Can I reject ground clutter from a stationary radar?

Yes. For a stationary radar (traffic monitoring, security, industrial): ground clutter is stationary (zero Doppler). Moving targets (people, vehicles) have non-zero Doppler. Simple MTI removes the ground completely. Challenge: very slowly moving targets (walking at < 0.5 m/s, or a drone hovering at near-zero velocity): these may fall within the clutter rejection notch around zero Doppler. Increase the velocity resolution (longer frame time) to narrow the rejection notch. Or: use background subtraction (subtract the average range profile from each measurement; any change is a target). Background subtraction detects even zero-velocity targets (as long as they were not part of the original background).

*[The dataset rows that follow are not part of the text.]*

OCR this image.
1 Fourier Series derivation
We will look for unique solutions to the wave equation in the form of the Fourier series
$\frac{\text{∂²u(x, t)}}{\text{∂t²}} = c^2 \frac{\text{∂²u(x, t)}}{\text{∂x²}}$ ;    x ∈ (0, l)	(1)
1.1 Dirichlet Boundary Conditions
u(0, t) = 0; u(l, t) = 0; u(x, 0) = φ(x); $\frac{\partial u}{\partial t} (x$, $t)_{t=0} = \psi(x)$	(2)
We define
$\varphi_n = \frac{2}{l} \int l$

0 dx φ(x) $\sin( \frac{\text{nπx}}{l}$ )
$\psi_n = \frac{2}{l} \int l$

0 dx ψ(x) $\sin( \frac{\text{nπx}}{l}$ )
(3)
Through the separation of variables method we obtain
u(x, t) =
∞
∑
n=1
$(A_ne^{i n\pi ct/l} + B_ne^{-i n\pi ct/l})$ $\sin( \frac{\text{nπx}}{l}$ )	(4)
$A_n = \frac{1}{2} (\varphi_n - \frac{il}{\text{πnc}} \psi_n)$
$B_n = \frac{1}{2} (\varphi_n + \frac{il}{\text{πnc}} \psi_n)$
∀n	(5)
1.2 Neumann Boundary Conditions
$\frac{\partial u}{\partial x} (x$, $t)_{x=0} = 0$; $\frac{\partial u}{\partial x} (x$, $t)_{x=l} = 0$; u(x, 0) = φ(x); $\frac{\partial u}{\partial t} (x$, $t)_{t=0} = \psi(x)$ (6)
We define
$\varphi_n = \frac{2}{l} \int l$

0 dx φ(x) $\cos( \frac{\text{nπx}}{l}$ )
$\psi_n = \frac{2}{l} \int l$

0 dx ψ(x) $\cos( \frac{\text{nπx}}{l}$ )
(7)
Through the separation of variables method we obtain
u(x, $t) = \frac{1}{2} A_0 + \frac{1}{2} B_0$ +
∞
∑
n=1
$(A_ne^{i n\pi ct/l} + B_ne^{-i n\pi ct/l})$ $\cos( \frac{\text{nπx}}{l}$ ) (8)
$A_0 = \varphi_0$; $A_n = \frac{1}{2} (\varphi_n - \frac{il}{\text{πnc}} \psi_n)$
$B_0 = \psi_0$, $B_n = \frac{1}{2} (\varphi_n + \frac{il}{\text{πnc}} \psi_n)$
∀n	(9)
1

What about clutter rejection in imaging radar?

Imaging radar (4D radar with elevation resolution): clutter rejection benefits from the elevation dimension. Ground clutter comes from below the sensor. Targets (vehicles, pedestrians) are above the ground. By beamforming in elevation and selecting the above-ground elevation bins: ground clutter is spatially rejected. This is more robust than Doppler-based MTI (which requires the target to be moving). Static objects above the ground (parked cars, traffic signs) are preserved after elevation filtering, while ground clutter is suppressed. The elevation processing typically provides 10-20 dB of clutter rejection beyond what Doppler processing alone achieves.